Southern Regional, Emory aim for alliance

Southern Regional Health System and Emory Healthcare announced Thursday that they will enter talks on a possible affiliation.

Emory would manage Southern Regional, a Riverdale hospital system, under the proposal.

The announcement of a letter of intent follows initial talks between the two nonprofit organizations reported in March.
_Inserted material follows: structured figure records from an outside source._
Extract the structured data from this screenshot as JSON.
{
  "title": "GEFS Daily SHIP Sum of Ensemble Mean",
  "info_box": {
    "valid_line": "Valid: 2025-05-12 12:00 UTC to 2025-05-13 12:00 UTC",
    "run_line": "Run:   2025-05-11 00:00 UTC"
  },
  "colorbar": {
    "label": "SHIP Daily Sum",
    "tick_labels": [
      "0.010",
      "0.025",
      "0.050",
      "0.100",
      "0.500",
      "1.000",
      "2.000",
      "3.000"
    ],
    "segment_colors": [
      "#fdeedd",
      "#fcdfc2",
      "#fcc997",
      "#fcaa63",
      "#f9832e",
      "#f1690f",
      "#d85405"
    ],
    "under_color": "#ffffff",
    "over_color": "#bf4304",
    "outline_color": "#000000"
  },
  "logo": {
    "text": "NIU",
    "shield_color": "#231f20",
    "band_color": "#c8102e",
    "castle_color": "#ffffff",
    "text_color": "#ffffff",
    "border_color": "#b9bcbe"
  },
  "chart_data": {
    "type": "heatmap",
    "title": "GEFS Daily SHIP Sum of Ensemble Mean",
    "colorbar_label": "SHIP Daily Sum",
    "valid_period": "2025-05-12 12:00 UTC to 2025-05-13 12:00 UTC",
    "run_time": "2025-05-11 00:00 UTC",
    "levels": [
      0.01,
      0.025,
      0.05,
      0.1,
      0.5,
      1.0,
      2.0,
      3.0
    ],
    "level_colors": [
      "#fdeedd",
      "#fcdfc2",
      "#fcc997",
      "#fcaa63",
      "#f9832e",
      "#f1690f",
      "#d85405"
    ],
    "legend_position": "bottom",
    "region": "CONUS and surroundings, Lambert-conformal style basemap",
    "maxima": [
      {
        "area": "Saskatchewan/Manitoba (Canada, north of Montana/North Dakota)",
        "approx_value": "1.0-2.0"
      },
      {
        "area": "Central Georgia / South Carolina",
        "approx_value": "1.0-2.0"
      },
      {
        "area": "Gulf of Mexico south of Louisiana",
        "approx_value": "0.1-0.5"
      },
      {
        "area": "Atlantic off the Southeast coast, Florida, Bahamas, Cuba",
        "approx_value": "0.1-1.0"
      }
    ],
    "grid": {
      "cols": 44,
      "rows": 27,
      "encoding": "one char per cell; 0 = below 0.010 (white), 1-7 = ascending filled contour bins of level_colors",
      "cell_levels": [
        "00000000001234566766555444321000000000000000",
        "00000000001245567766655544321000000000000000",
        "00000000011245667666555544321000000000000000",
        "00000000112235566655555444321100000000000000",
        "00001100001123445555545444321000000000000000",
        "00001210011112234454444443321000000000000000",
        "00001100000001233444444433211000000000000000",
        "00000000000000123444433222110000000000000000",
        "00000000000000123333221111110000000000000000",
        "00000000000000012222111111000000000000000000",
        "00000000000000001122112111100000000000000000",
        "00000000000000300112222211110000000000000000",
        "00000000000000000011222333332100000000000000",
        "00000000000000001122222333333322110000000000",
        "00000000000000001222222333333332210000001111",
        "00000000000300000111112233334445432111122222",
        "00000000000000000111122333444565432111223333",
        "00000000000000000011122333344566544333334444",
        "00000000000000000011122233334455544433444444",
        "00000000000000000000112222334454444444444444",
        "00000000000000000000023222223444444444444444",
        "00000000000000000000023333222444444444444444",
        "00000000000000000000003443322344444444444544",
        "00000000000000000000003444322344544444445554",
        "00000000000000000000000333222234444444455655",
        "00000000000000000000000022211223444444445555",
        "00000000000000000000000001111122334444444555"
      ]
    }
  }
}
And it continues the drive for consolidation among hospitals across the state, and especially in the metro Atlanta area.

Earlier this year, Emory completed a partnership with Saint Joseph’s Hospital in Atlanta to form a joint operating company. Elsewhere in the state, hospital mergers have occurred in Albany and Valdosta, and the Mayo Clinic recently took control of a health system in Waycross.

Southern Regional Medical Center, a 331-bed hospital, has faced steep financial challenges in recent years. In its 2009 fiscal year, the Southern Regional Health System reported a net loss of $6.4 million, according to its IRS Form 990 filing on

Southern Regional CEO Jim Crissey cited Emory’s commitment to quality care, financial strength and solid reputation as factors in the decision to move forward with talks.

“Our board is confident that Emory’s mission aligns closely with our own and our shared values will help us to form a successful partnership,” said Crissey in a statement. “Our goal is clear: To ensure that Southern Regional remains in this community and continues to provide vital medical care to its citizens.”

Meanwhile, John Fox, president and CEO of Emory Healthcare, said in a statement, “We will work diligently with Southern Regional to formalize a management agreement and to integrate Southern Regional into our clinical network.”

With an affiliation, Emory would strengthen its presence in the southern crescent of metro Atlanta, said Emory spokesman Vince Dollard.

Dollard said an agreement, if completed, would be a looser affiliation than the partnership with Saint Joseph’s, where the latter’s staff and physicians became part of Emory Healthcare. Southern Regional would remain a separate organization with a separate board, Dollard said.

Consultant David Smith of Kearny Street Consulting said an agreement ‘‘would be wonderful for Southern Regional.’’ The hospital ‘‘has been on the ropes’’ financially over the past few years, with a high level of Medicare and Medicaid patients, Smith said. “For the Clayton County community itself, it’s wonderful.’’

Smith added that he was surprised that Emory had interest in such a deal. He said it might be a defensive move for Emory, with rival Piedmont opening a new hospital in Newnan and recently finalizing an alliance with Henry Medical Center, now known as Piedmont Henry Hospital. Piedmont also operates hospitals in Fayetteville, another facility in the southern metro area, and in Jasper, in North Georgia.

An agreement with Southern Regional “protects the southern part of the city for [Emory],’’ Smith said. Emory also has a facility in the north metro area, Emory Johns Creek Hospital.

The consolidation of hospitals is a national phenomenon. The moves are partly caused by the health reform law’s incentives for hospitals and physicians to combine into ‘‘accountable care organizations’’ so reimbursements can reward quality of services, not volume of services delivered.

Hospitals are also feeling pressure from declining payments from government programs Medicare and Medicaid.

The metro Atlanta hospital market will probably continue to consolidate, with major organizations such as Gwinnett Medical Center and DeKalb Medical Center still in play, Smith said. “It’s an exciting time and a scary time as well,’’ he said.